Czechoslovakia was the home nation of Trump's first wife, Ivana, a model, athlete and businesswoman who became the mother of his three oldest children: Donald Jr., Ivanka and Eric.
A year before the 1989 collapse of communism in many parts of Europe, details about Ivana Trump's 1988 visit back to her homeland were recorded in a classified police report.
The October 22, 1988 report claimed that Trump refused to run for president in 1988 -- despite alleged pressure to do so -- because he felt, at 42, he was too young. But the secret report said he intended to run in the 1996 US presidential race as an independent, when he would be 50.
It was unclear where the alleged "pressure" was coming from.

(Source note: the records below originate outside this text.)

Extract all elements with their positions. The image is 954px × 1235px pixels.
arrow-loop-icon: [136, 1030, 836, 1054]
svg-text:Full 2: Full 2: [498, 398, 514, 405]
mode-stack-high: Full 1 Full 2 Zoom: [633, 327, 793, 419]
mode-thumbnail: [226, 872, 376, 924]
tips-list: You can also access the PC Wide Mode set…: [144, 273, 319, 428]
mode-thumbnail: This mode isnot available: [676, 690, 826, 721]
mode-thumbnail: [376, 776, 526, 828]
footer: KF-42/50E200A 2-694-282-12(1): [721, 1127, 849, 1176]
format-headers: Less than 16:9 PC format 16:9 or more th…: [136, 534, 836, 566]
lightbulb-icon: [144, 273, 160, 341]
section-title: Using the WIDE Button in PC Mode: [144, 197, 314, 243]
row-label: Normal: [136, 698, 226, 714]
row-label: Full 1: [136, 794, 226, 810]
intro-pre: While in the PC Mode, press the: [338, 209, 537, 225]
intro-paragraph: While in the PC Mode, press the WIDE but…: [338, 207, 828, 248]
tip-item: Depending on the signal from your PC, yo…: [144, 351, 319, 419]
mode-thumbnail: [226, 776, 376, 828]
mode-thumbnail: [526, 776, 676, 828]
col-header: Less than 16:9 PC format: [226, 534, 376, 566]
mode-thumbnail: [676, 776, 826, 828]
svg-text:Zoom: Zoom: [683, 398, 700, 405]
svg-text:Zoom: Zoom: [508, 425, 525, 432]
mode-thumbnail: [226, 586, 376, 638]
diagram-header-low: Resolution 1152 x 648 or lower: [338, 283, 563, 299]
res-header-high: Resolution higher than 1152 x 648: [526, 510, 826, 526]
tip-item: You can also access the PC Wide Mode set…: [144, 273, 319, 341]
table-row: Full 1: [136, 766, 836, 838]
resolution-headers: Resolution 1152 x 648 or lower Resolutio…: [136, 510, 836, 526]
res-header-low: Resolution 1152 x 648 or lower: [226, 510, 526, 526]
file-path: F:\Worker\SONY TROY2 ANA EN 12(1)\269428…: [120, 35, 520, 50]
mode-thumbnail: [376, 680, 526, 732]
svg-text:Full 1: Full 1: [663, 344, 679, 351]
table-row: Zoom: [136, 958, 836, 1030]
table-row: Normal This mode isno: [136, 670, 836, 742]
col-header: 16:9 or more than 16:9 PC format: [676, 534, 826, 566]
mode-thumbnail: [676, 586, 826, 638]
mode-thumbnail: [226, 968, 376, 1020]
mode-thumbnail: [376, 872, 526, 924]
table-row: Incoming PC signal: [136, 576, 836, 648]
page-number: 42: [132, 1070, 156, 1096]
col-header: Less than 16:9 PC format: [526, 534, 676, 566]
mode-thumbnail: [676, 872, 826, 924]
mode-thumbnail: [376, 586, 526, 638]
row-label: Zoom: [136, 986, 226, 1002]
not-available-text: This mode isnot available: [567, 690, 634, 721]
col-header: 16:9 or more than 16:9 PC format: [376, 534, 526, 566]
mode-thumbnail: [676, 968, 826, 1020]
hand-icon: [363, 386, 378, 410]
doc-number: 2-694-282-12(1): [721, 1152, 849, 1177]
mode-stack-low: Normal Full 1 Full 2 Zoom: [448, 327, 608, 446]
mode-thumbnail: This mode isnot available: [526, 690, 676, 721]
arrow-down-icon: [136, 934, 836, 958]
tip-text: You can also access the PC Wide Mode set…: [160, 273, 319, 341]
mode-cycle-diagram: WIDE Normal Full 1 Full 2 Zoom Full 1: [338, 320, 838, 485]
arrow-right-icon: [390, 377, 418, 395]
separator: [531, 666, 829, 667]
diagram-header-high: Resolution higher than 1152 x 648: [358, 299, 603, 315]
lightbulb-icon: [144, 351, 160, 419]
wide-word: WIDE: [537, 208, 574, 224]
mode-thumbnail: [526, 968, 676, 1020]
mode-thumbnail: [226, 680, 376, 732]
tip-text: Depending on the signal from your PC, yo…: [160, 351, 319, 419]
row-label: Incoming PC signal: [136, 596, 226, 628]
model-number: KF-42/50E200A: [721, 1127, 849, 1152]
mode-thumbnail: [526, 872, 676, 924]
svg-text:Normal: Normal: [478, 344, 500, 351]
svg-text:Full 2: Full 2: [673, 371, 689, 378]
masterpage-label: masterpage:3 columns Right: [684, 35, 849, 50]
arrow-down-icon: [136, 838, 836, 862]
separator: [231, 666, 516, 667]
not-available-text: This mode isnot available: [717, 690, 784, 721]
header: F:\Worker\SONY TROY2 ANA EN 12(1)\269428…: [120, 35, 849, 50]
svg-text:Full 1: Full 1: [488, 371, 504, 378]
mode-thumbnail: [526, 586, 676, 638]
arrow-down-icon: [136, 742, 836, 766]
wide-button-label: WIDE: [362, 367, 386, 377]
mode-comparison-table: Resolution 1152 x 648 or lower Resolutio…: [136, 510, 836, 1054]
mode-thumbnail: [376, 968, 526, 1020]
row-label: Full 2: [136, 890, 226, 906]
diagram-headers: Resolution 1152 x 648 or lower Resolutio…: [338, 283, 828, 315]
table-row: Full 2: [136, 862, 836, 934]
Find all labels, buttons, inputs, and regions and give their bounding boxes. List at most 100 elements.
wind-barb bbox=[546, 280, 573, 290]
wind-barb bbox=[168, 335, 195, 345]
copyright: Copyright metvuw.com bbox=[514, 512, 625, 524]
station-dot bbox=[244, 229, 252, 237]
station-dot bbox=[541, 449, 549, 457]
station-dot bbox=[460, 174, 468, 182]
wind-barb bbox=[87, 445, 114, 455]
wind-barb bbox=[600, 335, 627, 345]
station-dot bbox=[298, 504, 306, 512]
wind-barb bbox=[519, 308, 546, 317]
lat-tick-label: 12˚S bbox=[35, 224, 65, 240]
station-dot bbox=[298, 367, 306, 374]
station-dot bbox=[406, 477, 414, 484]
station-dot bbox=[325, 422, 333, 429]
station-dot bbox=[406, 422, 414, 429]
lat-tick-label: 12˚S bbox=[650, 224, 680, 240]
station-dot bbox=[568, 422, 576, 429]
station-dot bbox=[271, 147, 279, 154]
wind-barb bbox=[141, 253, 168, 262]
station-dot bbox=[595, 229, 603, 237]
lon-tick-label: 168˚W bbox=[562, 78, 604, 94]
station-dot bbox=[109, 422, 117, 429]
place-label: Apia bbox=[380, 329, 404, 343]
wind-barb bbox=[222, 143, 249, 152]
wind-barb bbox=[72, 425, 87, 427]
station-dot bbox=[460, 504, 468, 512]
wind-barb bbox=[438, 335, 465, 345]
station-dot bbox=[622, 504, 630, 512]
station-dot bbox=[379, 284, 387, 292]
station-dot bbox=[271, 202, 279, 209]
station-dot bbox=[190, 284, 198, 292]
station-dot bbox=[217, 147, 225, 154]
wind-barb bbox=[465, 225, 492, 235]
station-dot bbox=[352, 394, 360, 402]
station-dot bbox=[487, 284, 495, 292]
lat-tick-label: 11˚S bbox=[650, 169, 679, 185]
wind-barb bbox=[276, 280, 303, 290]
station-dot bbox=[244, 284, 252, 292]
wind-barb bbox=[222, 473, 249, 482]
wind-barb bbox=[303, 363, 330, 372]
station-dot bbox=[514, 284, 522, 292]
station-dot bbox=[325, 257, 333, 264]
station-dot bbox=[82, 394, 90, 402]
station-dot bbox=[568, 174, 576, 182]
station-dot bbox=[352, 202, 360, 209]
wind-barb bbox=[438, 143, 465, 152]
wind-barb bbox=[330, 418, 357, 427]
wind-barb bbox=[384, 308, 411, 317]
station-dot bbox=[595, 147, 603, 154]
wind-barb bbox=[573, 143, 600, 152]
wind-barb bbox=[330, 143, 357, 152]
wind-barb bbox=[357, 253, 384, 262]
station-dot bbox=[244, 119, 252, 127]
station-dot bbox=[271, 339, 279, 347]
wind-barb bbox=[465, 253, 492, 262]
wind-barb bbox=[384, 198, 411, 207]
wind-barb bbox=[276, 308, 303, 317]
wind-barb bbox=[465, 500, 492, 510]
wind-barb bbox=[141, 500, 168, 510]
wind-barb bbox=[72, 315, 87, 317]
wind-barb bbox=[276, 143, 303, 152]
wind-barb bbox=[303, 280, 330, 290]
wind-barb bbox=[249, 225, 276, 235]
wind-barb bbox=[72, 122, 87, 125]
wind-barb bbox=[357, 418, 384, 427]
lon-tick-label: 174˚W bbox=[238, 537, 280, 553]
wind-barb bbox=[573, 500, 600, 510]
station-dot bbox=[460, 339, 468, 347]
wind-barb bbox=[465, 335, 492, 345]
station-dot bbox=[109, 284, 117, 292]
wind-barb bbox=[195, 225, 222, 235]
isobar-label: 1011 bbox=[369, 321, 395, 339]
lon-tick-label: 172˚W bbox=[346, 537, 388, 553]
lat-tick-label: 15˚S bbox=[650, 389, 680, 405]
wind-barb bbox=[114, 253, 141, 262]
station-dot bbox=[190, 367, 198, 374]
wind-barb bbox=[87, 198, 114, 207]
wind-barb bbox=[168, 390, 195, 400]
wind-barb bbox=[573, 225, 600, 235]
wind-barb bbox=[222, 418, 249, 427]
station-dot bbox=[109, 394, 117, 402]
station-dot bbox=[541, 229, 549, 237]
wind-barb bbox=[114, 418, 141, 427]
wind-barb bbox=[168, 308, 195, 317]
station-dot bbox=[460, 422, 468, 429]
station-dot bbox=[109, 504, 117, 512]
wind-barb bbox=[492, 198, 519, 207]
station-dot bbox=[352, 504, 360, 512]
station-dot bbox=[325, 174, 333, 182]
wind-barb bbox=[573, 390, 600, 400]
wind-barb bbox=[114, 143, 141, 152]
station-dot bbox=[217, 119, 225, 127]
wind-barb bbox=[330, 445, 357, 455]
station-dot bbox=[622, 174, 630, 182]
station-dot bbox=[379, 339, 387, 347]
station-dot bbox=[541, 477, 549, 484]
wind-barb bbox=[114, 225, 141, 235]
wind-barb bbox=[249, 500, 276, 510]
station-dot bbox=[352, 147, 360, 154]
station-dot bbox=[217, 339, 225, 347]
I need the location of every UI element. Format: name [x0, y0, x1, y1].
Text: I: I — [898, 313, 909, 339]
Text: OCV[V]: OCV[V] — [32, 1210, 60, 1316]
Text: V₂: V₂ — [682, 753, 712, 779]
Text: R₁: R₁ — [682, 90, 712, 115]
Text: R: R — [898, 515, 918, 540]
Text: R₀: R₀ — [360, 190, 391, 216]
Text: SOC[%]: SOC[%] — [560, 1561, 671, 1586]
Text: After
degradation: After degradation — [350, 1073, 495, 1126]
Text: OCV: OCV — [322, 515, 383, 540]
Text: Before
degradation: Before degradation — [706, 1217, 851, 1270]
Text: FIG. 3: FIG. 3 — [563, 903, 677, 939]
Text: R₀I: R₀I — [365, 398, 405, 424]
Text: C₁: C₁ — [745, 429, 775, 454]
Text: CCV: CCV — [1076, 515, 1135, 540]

The report is interesting because, in the United States, there was little public knowledge that Trump would consider a presidential run until a 1988 interview on "The Oprah Winfrey Show."
"I would never want to rule it out totally," he said then.
"I think I'd win," he added. "I wouldn't go in to lose." But Trump didn't create an exploratory committee until about a decade later, when he launched a bid for the Reform Party nomination ahead of the 2000 presidential election. He dropped that effort about four months later.
As she kept traveling home across the Iron Curtain on a regular basis, Ivana became a tempting target for the powerful, deeply feared Czechoslovak secret police agency known as the StB.
"The State Security was constantly watching (Czechoslovak citizens living abroad)," said Libor Svoboda, a historian from the Institute for the Study of Totalitarian Regimes in Prague.